Tier 4 — The methodology itself is the most important validated building block
The stack (PBO/CSCV + multi-window walk-forward + min_trades≥30 + bear/crash in OOS + shuffle tests + residual checks) has repeatedly exposed convincing fakes before money was riding on them: archetypes A/B (one-window wonders, cross-check PBO 0.77), regime_switch (in-sample +10.9%, zero OOS survivors), 5/6 ML-overview findings, the ETF-flow signal (−70% momentum artifact in the residual test), the 3-lucky-trade winners of the min_trades-8 sweeps. Each of these catches would otherwise have become a live loss.
Honest footnotes
- Directional forecasting is dead — in every form: best directional IC +0.02 (47 features), divergences debunked 3× across 2,900+ cells, RSI failure swings dead, regime direction noise. Reliable negative knowledge: resources spent there are wasted.

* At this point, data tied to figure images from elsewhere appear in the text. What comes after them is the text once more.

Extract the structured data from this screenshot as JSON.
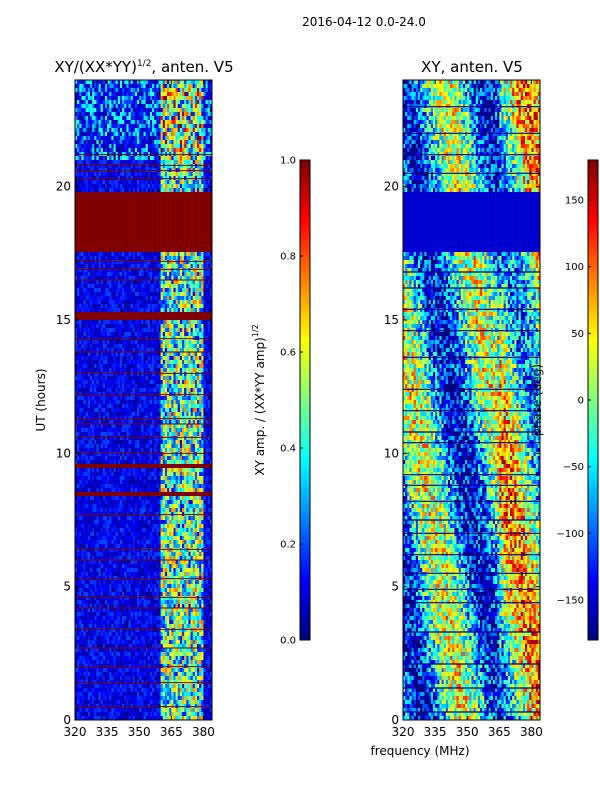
{
  "chart_data": [
    {
      "type": "heatmap",
      "suptitle": "2016-04-12 0.0-24.0",
      "title_main": "XY/(XX*YY)",
      "title_exp": "1/2",
      "title_tail": ", anten. V5",
      "xlabel": "",
      "ylabel": "UT (hours)",
      "xlim": [
        320,
        384
      ],
      "ylim": [
        0,
        24
      ],
      "xticks": [
        320,
        335,
        350,
        365,
        380
      ],
      "yticks": [
        0,
        5,
        10,
        15,
        20
      ],
      "colormap": "jet",
      "colorbar": {
        "label_main": "XY amp. / (XX*YY amp)",
        "label_exp": "1/2",
        "range": [
          0.0,
          1.0
        ],
        "ticks": [
          "0.0",
          "0.2",
          "0.4",
          "0.6",
          "0.8",
          "1.0"
        ],
        "tick_values": [
          0.0,
          0.2,
          0.4,
          0.6,
          0.8,
          1.0
        ]
      },
      "bright_freq_band_mhz": [
        360,
        380
      ],
      "saturated_intervals_hours": [
        [
          17.6,
          19.8
        ],
        [
          15.0,
          15.3
        ],
        [
          9.45,
          9.6
        ],
        [
          8.45,
          8.6
        ]
      ],
      "horizontal_red_lines_hours": [
        0.5,
        1.4,
        2.0,
        2.7,
        3.4,
        4.2,
        4.6,
        5.3,
        6.0,
        6.4,
        7.7,
        10.0,
        10.6,
        11.1,
        11.3,
        12.2,
        13.0,
        13.8,
        14.3,
        16.5,
        16.9,
        17.2,
        20.3,
        20.6,
        20.8,
        21.2
      ]
    },
    {
      "type": "heatmap",
      "title": "XY, anten. V5",
      "xlabel": "frequency (MHz)",
      "ylabel": "",
      "xlim": [
        320,
        384
      ],
      "ylim": [
        0,
        24
      ],
      "xticks": [
        320,
        335,
        350,
        365,
        380
      ],
      "yticks": [
        0,
        5,
        10,
        15,
        20
      ],
      "colormap": "jet",
      "colorbar": {
        "label": "phase (deg)",
        "range": [
          -180,
          180
        ],
        "ticks": [
          "−150",
          "−100",
          "−50",
          "0",
          "50",
          "100",
          "150"
        ],
        "tick_values": [
          -150,
          -100,
          -50,
          0,
          50,
          100,
          150
        ]
      },
      "flagged_interval_hours": [
        17.6,
        19.8
      ],
      "horizontal_dark_lines_hours": [
        0.3,
        1.2,
        2.1,
        3.3,
        4.4,
        4.9,
        5.5,
        6.2,
        7.0,
        7.5,
        8.2,
        8.8,
        9.2,
        10.4,
        10.8,
        11.6,
        12.4,
        13.6,
        14.6,
        15.4,
        16.2,
        16.8,
        20.5,
        21.2,
        22.0,
        23.0
      ]
    }
  ]
}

- FOMC (+50 bps, t=2.28) is plausible, but CI lower bound +8 bps → watchlist, not "reliable".
- The live bb_extreme config belongs to archetype B, which the clean cross-check classified as a one-window wonder (best MC pp 0.61) — it runs on weaker evidence than anything in Tier 1–3.
The whole picture in one sentence
In Botty, reliable performance comes almost exclusively from the risk side (predict vol → sizing, stops, not trading) plus structural discipline (gates, TF ≥30m, adaptive exits) — on the directional side there exist exactly three narrow, validated candidates, and a methodology that keeps us from imagining more.